High occupancy rate drives rental growth for Shaftesbury Capital

22nd May 2025 | Jack Oliver

Shaftesbury Capital, the Central London-based real estate investment trust (REIT), has achieved strong rental growth across its portfolio in 2025, driven by high occupancy rates.

Since the beginning of the year, the group has completed 128 leasing transactions, representing £11.3m of new contracted rent. This figure was 8% ahead of the December 2024 estimated rental value (ERV) and 9% ahead of previous passing rents.

Since 2024, the REIT’s annualised rent roll increased by 3% on a like-for-like basis to £210m.

This has been driven by low vacancy rates, with only 1.7% of ERV within the portfolio available to let.

These high levels of occupancy have been bolstered by new openings and lettings across Shaftesbury Capital, with highlights including Nespresso, Dolce & Gabbana, Autry and Farm Rio.

Ian Hawksworth, chief executive of Shaftesbury Capital, said: “There continues to be strong demand across our West End portfolio with positive trends in footfall and sales, high occupancy and leasing activity overall 8 per cent ahead of December 2024 ERV. Customers recognise the exceptional features of London’s West End with broad appeal to domestic and international businesses and visitors.”

In April, Shaftesbury Capital entered into a long-term partnership with Norges Bank Investment Management (NBIM), the Norwegian sovereign wealth fund, which saw NBIM acquire a 25% non-controlling interest in the Covent Garden estate for approximately £570 million.
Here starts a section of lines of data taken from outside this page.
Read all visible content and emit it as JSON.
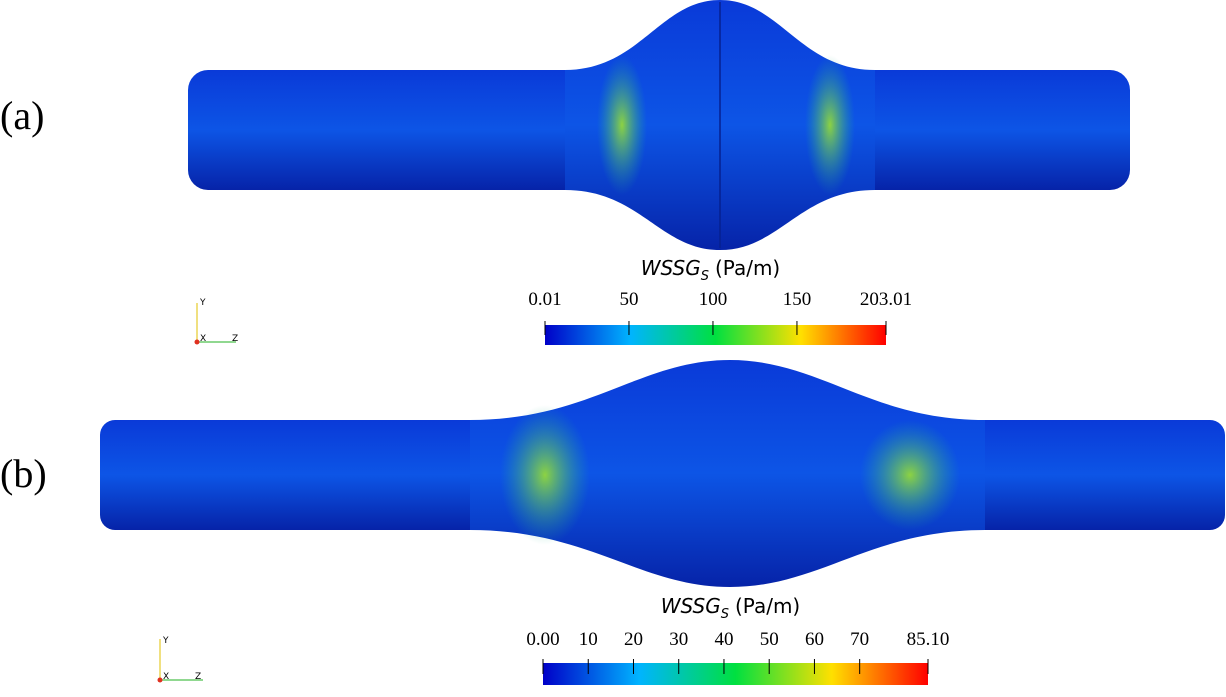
{
  "panels": [
    {
      "label": "(a)",
      "colorbar": {
        "title": "WSSG",
        "title_sub": "S",
        "unit": "(Pa/m)",
        "ticks": [
          {
            "value": 0.01,
            "label": "0.01"
          },
          50,
          100,
          150,
          {
            "value": 203.01,
            "label": "203.01"
          }
        ]
      },
      "axes": {
        "y": "Y",
        "x": "X",
        "z": "Z"
      }
    },
    {
      "label": "(b)",
      "colorbar": {
        "title": "WSSG",
        "title_sub": "S",
        "unit": "(Pa/m)",
        "ticks": [
          {
            "value": 0,
            "label": "0.00"
          },
          10,
          20,
          30,
          40,
          50,
          60,
          70,
          {
            "value": 85.1,
            "label": "85.10"
          }
        ]
      },
      "axes": {
        "y": "Y",
        "x": "X",
        "z": "Z"
      }
    }
  ]
}
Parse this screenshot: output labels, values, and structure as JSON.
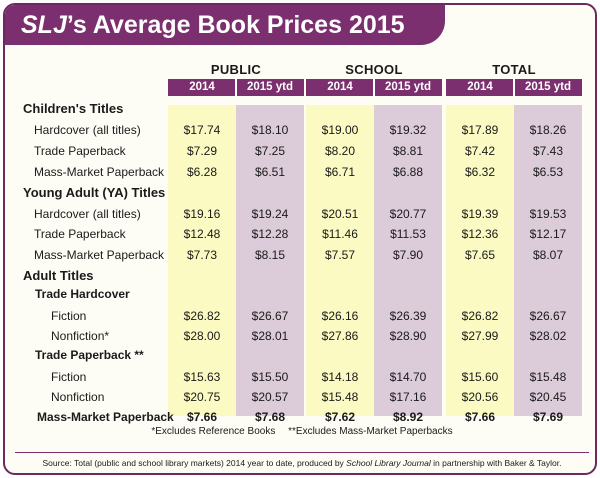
{
  "title": {
    "italic": "SLJ",
    "rest": "’s Average Book Prices 2015"
  },
  "chart_data": {
    "type": "table",
    "groups": [
      {
        "name": "PUBLIC",
        "years": [
          "2014",
          "2015 ytd"
        ]
      },
      {
        "name": "SCHOOL",
        "years": [
          "2014",
          "2015 ytd"
        ]
      },
      {
        "name": "TOTAL",
        "years": [
          "2014",
          "2015 ytd"
        ]
      }
    ],
    "sections": [
      {
        "title": "Children's Titles",
        "rows": [
          {
            "label": "Hardcover (all titles)",
            "values": [
              "$17.74",
              "$18.10",
              "$19.00",
              "$19.32",
              "$17.89",
              "$18.26"
            ]
          },
          {
            "label": "Trade Paperback",
            "values": [
              "$7.29",
              "$7.25",
              "$8.20",
              "$8.81",
              "$7.42",
              "$7.43"
            ]
          },
          {
            "label": "Mass-Market Paperback",
            "values": [
              "$6.28",
              "$6.51",
              "$6.71",
              "$6.88",
              "$6.32",
              "$6.53"
            ]
          }
        ]
      },
      {
        "title": "Young Adult (YA) Titles",
        "rows": [
          {
            "label": "Hardcover (all titles)",
            "values": [
              "$19.16",
              "$19.24",
              "$20.51",
              "$20.77",
              "$19.39",
              "$19.53"
            ]
          },
          {
            "label": "Trade Paperback",
            "values": [
              "$12.48",
              "$12.28",
              "$11.46",
              "$11.53",
              "$12.36",
              "$12.17"
            ]
          },
          {
            "label": "Mass-Market Paperback",
            "values": [
              "$7.73",
              "$8.15",
              "$7.57",
              "$7.90",
              "$7.65",
              "$8.07"
            ]
          }
        ]
      },
      {
        "title": "Adult Titles",
        "subsections": [
          {
            "title": "Trade Hardcover",
            "rows": [
              {
                "label": "Fiction",
                "values": [
                  "$26.82",
                  "$26.67",
                  "$26.16",
                  "$26.39",
                  "$26.82",
                  "$26.67"
                ]
              },
              {
                "label": "Nonfiction*",
                "values": [
                  "$28.00",
                  "$28.01",
                  "$27.86",
                  "$28.90",
                  "$27.99",
                  "$28.02"
                ]
              }
            ]
          },
          {
            "title": "Trade Paperback **",
            "rows": [
              {
                "label": "Fiction",
                "values": [
                  "$15.63",
                  "$15.50",
                  "$14.18",
                  "$14.70",
                  "$15.60",
                  "$15.48"
                ]
              },
              {
                "label": "Nonfiction",
                "values": [
                  "$20.75",
                  "$20.57",
                  "$15.48",
                  "$17.16",
                  "$20.56",
                  "$20.45"
                ]
              }
            ]
          }
        ],
        "rows": [
          {
            "label": "Mass-Market Paperback",
            "values": [
              "$7.66",
              "$7.68",
              "$7.62",
              "$8.92",
              "$7.66",
              "$7.69"
            ]
          }
        ]
      }
    ]
  },
  "footnotes": [
    "*Excludes Reference Books",
    "**Excludes Mass-Market Paperbacks"
  ],
  "source": {
    "before": "Source: Total (public and school library markets) 2014 year to date, produced by ",
    "italic": "School Library Journal",
    "after": " in partnership with Baker & Taylor."
  },
  "colors": {
    "accent": "#7b2f6e",
    "col_2014": "#fafac2",
    "col_2015": "#dccbd9"
  }
}
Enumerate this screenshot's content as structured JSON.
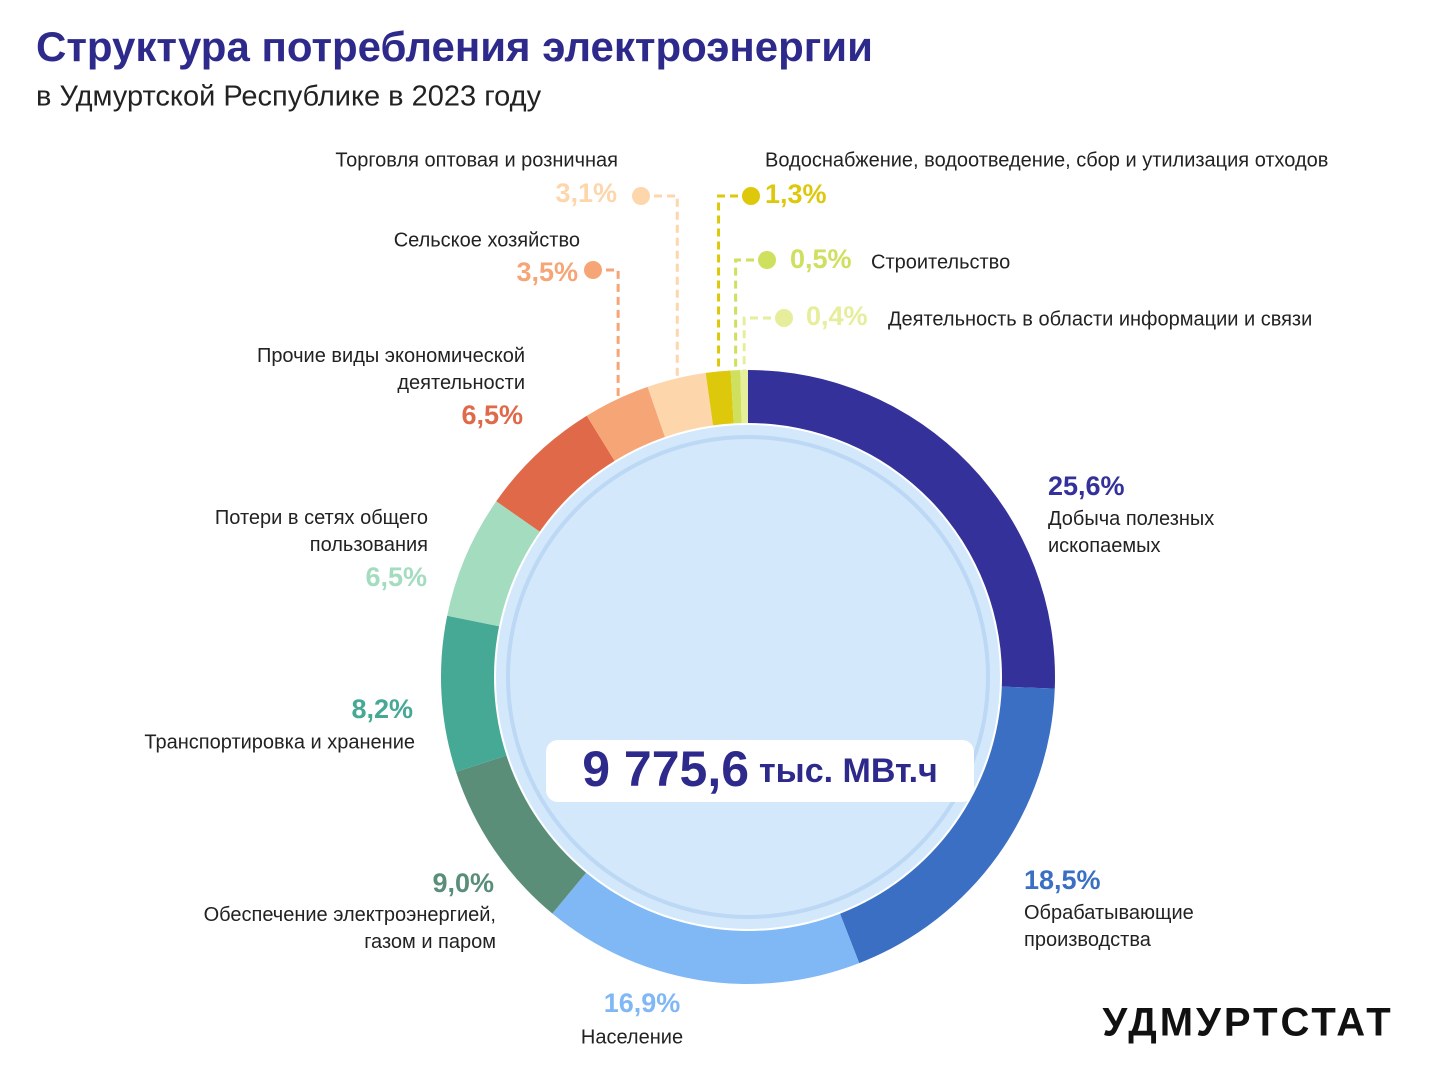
{
  "chart_data": {
    "type": "donut",
    "title": "Структура потребления электроэнергии",
    "subtitle": "в Удмуртской Республике в 2023 году",
    "center_value": "9 775,6",
    "center_unit": "тыс. МВт.ч",
    "source": "УДМУРТСТАТ",
    "categories": [
      "Добыча полезных ископаемых",
      "Обрабатывающие производства",
      "Население",
      "Обеспечение электроэнергией, газом и паром",
      "Транспортировка и хранение",
      "Потери в сетях общего пользования",
      "Прочие виды экономической деятельности",
      "Сельское хозяйство",
      "Торговля оптовая и розничная",
      "Водоснабжение, водоотведение, сбор и утилизация отходов",
      "Строительство",
      "Деятельность в области информации и связи"
    ],
    "values": [
      25.6,
      18.5,
      16.9,
      9.0,
      8.2,
      6.5,
      6.5,
      3.5,
      3.1,
      1.3,
      0.5,
      0.4
    ],
    "value_labels": [
      "25,6%",
      "18,5%",
      "16,9%",
      "9,0%",
      "8,2%",
      "6,5%",
      "6,5%",
      "3,5%",
      "3,1%",
      "1,3%",
      "0,5%",
      "0,4%"
    ],
    "colors": [
      "#35319a",
      "#3a6fc4",
      "#80b8f6",
      "#5a8e78",
      "#46a995",
      "#a4dcc0",
      "#e0694a",
      "#f6a676",
      "#fdd6ab",
      "#dec80c",
      "#cfdf5e",
      "#e6ee9b"
    ]
  }
}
The REIT said that there are a range of options to deploy the proceeds, including acquisitions, asset management and repositioning opportunities, and repayment of outstanding debt.

Hawksworth continued: “The establishment of our long-term Covent Garden partnership with NBIM enhances growth and expansion opportunities across our portfolio whilst strengthening our financial position and providing significant optionality to the group. We have a strong balance sheet and, despite current macroeconomic uncertainties, we are well-positioned to capitalise on further market opportunities in London’s West End, delivering long-term sustained income and value growth for our shareholders.”